Selon les accords de répartition provinciaux, il est convenu de fournir 50 p. 100 de l'eau à la Saskatchewan; cependant, il n'y a pas de raison pour lesquelles nous ne pourrions pas avoir un marché où nous pourrions en racheter si cette province voulait en revendre. Si elle concluait qu'elle n'a pas besoin d'autant d'eau qu'elle avait cru, elle pourrait trouver avantageux d'en revendre une partie à l'Alberta. Elle pourrait lui en vendre pour un an ou deux, ou peut-être de manière définitive, et cela constituerait un transfert d'argent et une cession de droits sur l'eau de la Saskatchewan à l'Alberta. Cela n'est pas possible car aucune loi ne le permet.
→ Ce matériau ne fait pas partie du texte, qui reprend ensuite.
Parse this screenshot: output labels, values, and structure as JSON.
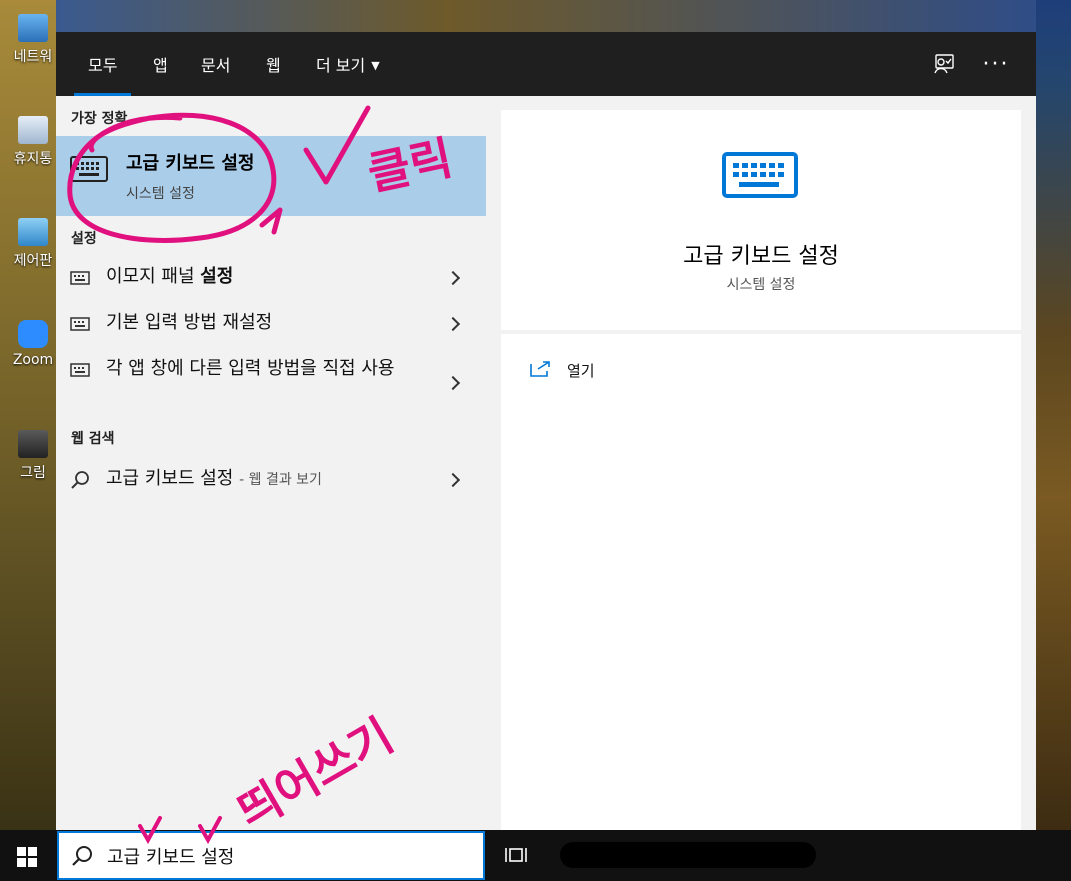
{
  "desktop": {
    "icons": [
      {
        "label": "네트워",
        "icon": "network-icon"
      },
      {
        "label": "휴지통",
        "icon": "recycle-bin-icon"
      },
      {
        "label": "제어판",
        "icon": "control-panel-icon"
      },
      {
        "label": "Zoom",
        "icon": "zoom-icon"
      },
      {
        "label": "그림",
        "icon": "picture-icon"
      }
    ]
  },
  "tabs": [
    {
      "label": "모두",
      "active": true
    },
    {
      "label": "앱"
    },
    {
      "label": "문서"
    },
    {
      "label": "웹"
    },
    {
      "label": "더 보기"
    }
  ],
  "topbar_icons": [
    "feedback-icon",
    "more-icon"
  ],
  "results": {
    "best_match_header": "가장 정확",
    "best_match": {
      "title": "고급 키보드 설정",
      "subtitle": "시스템 설정",
      "icon": "keyboard-icon"
    },
    "settings_header": "설정",
    "settings": [
      {
        "label": "이모지 패널 ",
        "bold": "설정"
      },
      {
        "label": "기본 입력 방법 재설정"
      },
      {
        "label": "각 앱 창에 다른 입력 방법을 직접 사용"
      }
    ],
    "web_header": "웹 검색",
    "web": {
      "label": "고급 키보드 설정",
      "suffix": "- 웹 결과 보기"
    }
  },
  "preview": {
    "title": "고급 키보드 설정",
    "subtitle": "시스템 설정",
    "open_label": "열기"
  },
  "taskbar": {
    "search_value": "고급 키보드 설정"
  },
  "annotations": {
    "click_text": "클릭",
    "type_text": "띄어쓰기",
    "color": "#e0117f"
  },
  "colors": {
    "accent": "#0078d7",
    "highlight": "#aacdea"
  }
}
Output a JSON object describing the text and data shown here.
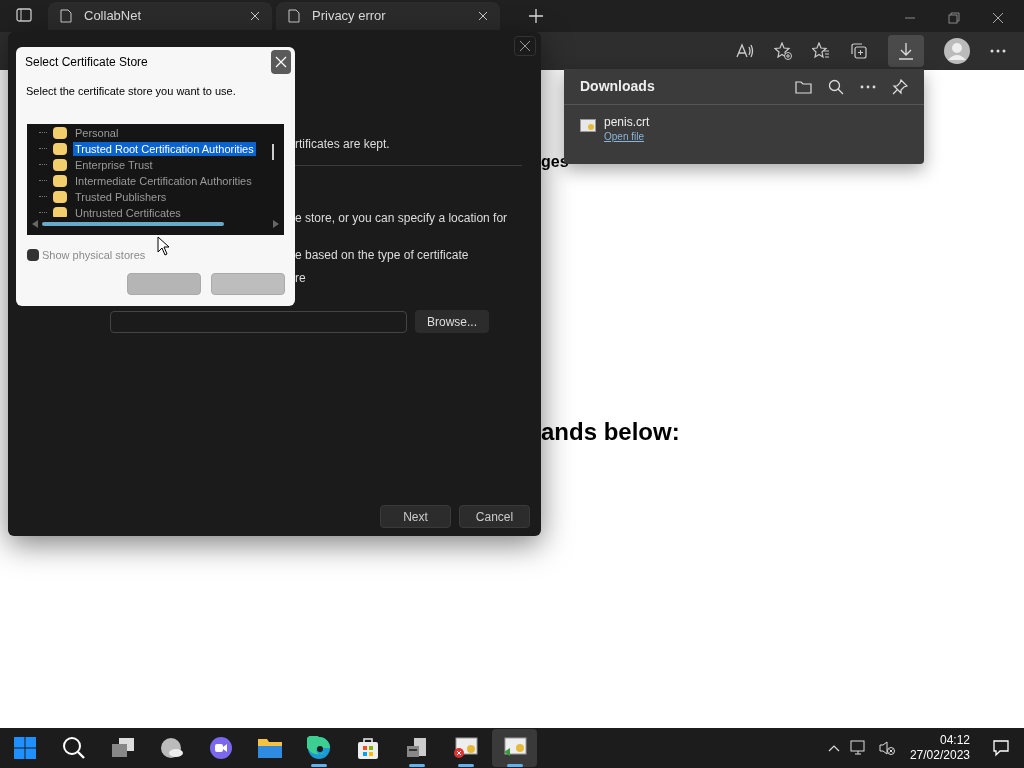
{
  "browser": {
    "tabs": [
      {
        "title": "CollabNet"
      },
      {
        "title": "Privacy error"
      }
    ]
  },
  "page": {
    "texts": [
      {
        "text": "ges",
        "kind": "small"
      },
      {
        "text": "ands below:",
        "kind": "large"
      }
    ]
  },
  "import_wizard": {
    "lines": [
      "rtificates are kept.",
      "e store, or you can specify a location for",
      "e based on the type of certificate",
      "re"
    ],
    "browse_button": "Browse...",
    "buttons": [
      "Next",
      "Cancel"
    ]
  },
  "certificate_store_dialog": {
    "title": "Select Certificate Store",
    "prompt": "Select the certificate store you want to use.",
    "stores": [
      {
        "name": "Personal",
        "selected": false
      },
      {
        "name": "Trusted Root Certification Authorities",
        "selected": true
      },
      {
        "name": "Enterprise Trust",
        "selected": false
      },
      {
        "name": "Intermediate Certification Authorities",
        "selected": false
      },
      {
        "name": "Trusted Publishers",
        "selected": false
      },
      {
        "name": "Untrusted Certificates",
        "selected": false
      }
    ],
    "show_physical_stores": {
      "label": "Show physical stores",
      "checked": false
    }
  },
  "downloads": {
    "title": "Downloads",
    "items": [
      {
        "file": "penis.crt",
        "action": "Open file"
      }
    ]
  },
  "taskbar": {
    "apps": [
      {
        "kind": "start",
        "running": false,
        "selected": false
      },
      {
        "kind": "search",
        "running": false,
        "selected": false
      },
      {
        "kind": "taskview",
        "running": false,
        "selected": false
      },
      {
        "kind": "weather",
        "running": false,
        "selected": false
      },
      {
        "kind": "chat",
        "running": false,
        "selected": false
      },
      {
        "kind": "folder",
        "running": false,
        "selected": false
      },
      {
        "kind": "edge",
        "running": true,
        "selected": false
      },
      {
        "kind": "store",
        "running": false,
        "selected": false
      },
      {
        "kind": "server",
        "running": true,
        "selected": false
      },
      {
        "kind": "certerror",
        "running": true,
        "selected": false
      },
      {
        "kind": "certimport",
        "running": true,
        "selected": true
      }
    ],
    "time": "04:12",
    "date": "27/02/2023"
  }
}
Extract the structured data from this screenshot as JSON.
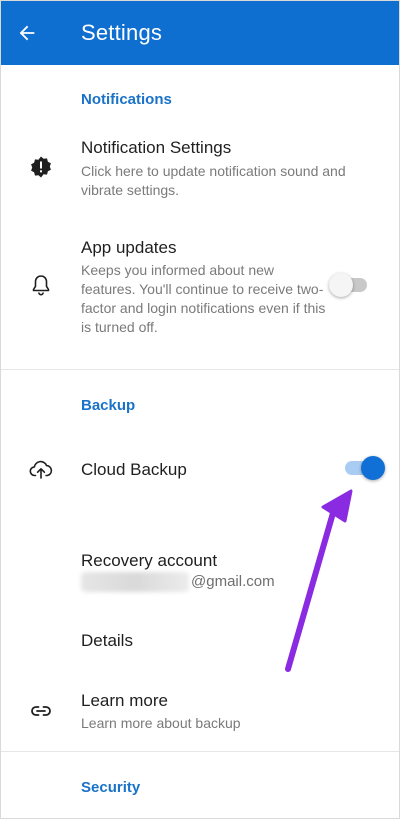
{
  "appbar": {
    "title": "Settings",
    "back_icon": "arrow-left-icon"
  },
  "sections": {
    "notifications": {
      "header": "Notifications"
    },
    "backup": {
      "header": "Backup"
    },
    "security": {
      "header": "Security"
    }
  },
  "notification_settings": {
    "title": "Notification Settings",
    "subtitle": "Click here to update notification sound and vibrate settings.",
    "icon": "alert-badge-icon"
  },
  "app_updates": {
    "title": "App updates",
    "subtitle": "Keeps you informed about new features. You'll continue to receive two-factor and login notifications even if this is turned off.",
    "icon": "bell-icon",
    "toggle_on": false
  },
  "cloud_backup": {
    "title": "Cloud Backup",
    "icon": "cloud-upload-icon",
    "toggle_on": true
  },
  "recovery_account": {
    "title": "Recovery account",
    "email_suffix": "@gmail.com"
  },
  "details": {
    "title": "Details"
  },
  "learn_more": {
    "title": "Learn more",
    "subtitle": "Learn more about backup",
    "icon": "link-icon"
  },
  "colors": {
    "appbar": "#0f6fd0",
    "accent": "#1a73c8",
    "toggle_on": "#1170d6",
    "annotation_arrow": "#8a2be2"
  }
}
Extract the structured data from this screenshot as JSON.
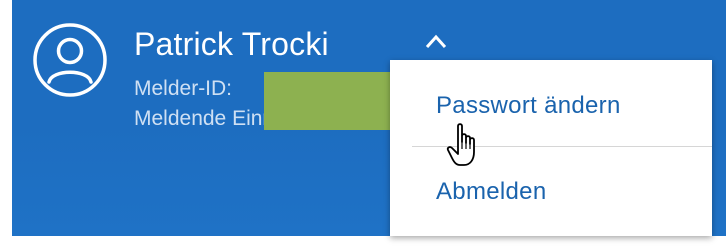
{
  "user": {
    "name": "Patrick Trocki",
    "id_label": "Melder-ID:",
    "role_label": "Meldende Einrichtung"
  },
  "menu": {
    "items": [
      {
        "label": "Passwort ändern"
      },
      {
        "label": "Abmelden"
      }
    ]
  },
  "icons": {
    "avatar": "user-circle-icon",
    "toggle": "chevron-up-icon",
    "cursor": "hand-pointer-cursor"
  },
  "colors": {
    "header_bg": "#1d6dc0",
    "menu_text": "#1a63ad",
    "redaction": "#8db150"
  }
}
Le sénateur Milne : M. Klein, vous avez parlé du barrage de la rivière Oldman et de l'eau qui est intégralement répartie.
M. Klein : Oui.
Le sénateur Milne : Voulez-vous dire que l'eau est complètement répartie dans ces districts d'irrigation?
M. Klein : C'est exact. En l'espèce, le district d'irrigation du nord de Lethbridge est titulaire des droits sur l'eau, et elle est répartie selon la formule tant de pouces l'acre. Voilà qui dispose de toute l'eau, la plupart des années, et on fait une provision pour les années plus sèches.
Le sénateur Milne : Ne doivent-ils pas acquérir l'eau en aval?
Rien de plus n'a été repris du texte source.